Imagine that a person's individual carbon emissions were logged and accounted for in a ledger over an entire lifetime. If that person could perform certain actions to subtract from their carbon emissions in this ledger, what might these actions be? Via such actions, would it be possible to end up with a carbon negative final total at death, assuming that person continues to indulge in all the activities that currently contribute to global climate change (e.g. eating red meat, using fossil fuels)?
For example, is there a rough number of trees that would need to be planted to 'pay' for these emissions in the ledger over an entire lifetime, and then some (assuming average life expectancy of person living in 1st world country)?

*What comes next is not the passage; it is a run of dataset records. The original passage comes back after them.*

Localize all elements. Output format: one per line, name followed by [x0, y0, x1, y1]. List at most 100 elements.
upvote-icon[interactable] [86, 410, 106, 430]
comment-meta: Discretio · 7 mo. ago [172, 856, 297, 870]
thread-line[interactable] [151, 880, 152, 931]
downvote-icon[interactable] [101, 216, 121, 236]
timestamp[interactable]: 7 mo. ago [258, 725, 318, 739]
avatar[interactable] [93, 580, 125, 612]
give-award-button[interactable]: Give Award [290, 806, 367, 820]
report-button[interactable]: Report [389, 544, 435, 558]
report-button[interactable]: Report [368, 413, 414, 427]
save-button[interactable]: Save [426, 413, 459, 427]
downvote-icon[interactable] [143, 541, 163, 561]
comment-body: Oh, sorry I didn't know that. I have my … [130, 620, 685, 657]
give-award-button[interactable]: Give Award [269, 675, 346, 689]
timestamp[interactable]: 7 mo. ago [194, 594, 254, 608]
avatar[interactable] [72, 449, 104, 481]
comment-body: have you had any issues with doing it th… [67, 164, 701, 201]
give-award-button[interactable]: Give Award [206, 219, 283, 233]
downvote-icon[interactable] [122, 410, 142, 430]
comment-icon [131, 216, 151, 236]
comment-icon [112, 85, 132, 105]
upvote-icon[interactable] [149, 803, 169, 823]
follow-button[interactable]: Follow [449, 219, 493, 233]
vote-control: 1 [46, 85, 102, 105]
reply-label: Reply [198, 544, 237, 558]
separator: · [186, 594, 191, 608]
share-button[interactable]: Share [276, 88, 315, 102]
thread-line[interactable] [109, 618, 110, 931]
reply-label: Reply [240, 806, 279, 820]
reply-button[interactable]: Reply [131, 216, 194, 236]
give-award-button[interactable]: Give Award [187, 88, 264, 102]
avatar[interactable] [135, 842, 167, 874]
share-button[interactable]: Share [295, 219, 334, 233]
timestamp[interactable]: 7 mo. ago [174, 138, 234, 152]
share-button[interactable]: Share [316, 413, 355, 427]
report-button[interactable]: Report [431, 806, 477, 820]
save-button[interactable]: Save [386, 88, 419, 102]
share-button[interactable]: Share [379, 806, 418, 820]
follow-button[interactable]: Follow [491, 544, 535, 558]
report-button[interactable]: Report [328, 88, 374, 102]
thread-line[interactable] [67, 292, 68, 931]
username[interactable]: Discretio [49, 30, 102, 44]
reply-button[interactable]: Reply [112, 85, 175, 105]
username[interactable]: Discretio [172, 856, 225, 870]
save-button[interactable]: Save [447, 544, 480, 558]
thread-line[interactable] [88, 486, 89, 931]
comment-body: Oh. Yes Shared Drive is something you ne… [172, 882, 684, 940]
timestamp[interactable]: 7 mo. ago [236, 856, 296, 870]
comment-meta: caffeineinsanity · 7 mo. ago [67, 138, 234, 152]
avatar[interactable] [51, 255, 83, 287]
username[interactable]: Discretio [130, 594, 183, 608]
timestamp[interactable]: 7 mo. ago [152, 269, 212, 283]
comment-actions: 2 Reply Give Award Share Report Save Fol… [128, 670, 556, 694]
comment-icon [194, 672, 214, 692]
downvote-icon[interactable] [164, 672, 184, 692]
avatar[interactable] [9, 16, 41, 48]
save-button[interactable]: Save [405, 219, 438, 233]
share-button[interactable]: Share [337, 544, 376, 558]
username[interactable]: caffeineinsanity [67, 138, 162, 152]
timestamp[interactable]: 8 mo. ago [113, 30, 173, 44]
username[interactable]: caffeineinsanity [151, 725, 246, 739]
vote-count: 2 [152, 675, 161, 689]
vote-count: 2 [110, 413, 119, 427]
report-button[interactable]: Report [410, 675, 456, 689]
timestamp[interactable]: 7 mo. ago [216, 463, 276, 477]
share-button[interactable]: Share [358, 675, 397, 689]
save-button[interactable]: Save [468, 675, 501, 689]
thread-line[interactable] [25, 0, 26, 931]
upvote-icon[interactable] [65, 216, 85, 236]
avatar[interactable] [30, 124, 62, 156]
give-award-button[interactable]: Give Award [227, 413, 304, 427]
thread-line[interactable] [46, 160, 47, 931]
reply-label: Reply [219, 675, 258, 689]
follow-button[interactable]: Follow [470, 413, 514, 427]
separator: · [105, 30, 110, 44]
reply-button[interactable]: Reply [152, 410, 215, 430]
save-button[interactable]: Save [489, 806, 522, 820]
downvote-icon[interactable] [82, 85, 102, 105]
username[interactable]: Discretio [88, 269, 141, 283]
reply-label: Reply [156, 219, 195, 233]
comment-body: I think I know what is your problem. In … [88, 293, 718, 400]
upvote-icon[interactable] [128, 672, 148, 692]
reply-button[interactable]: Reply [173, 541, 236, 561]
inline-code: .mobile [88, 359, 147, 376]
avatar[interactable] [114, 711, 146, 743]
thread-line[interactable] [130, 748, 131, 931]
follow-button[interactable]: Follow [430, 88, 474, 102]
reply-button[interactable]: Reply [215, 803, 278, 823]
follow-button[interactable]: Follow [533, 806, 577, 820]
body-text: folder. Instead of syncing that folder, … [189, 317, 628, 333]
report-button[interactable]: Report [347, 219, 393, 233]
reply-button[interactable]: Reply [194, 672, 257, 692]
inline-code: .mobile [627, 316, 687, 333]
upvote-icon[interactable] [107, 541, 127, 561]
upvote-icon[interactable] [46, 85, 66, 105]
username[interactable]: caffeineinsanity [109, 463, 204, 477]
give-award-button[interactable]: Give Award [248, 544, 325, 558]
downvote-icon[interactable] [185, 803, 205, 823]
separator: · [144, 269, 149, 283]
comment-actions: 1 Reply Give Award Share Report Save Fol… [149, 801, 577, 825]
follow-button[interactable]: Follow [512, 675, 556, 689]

Edit: I understand such a question is necessarily vague due to the sheer number of variables at play. As such, I wouldn't be looking at exact numbers, rather some kind of scale. That is, I would be interested to hear whether something needs to be done hundred's, thousands, or tens of thousands of times, etc. In regards to the individual, let's assume a 'typical' person who lives in Australia (from the Census) and is "married and lives in a couple family with two children" and "lives in a house with three bedrooms and two motor vehicles". Feel free to make any other assumptions, and if possible, skew to the worst-case/heavy use scenario - for example, motor car and/or heating/cooling is used every day, eats red meat every meal, etc.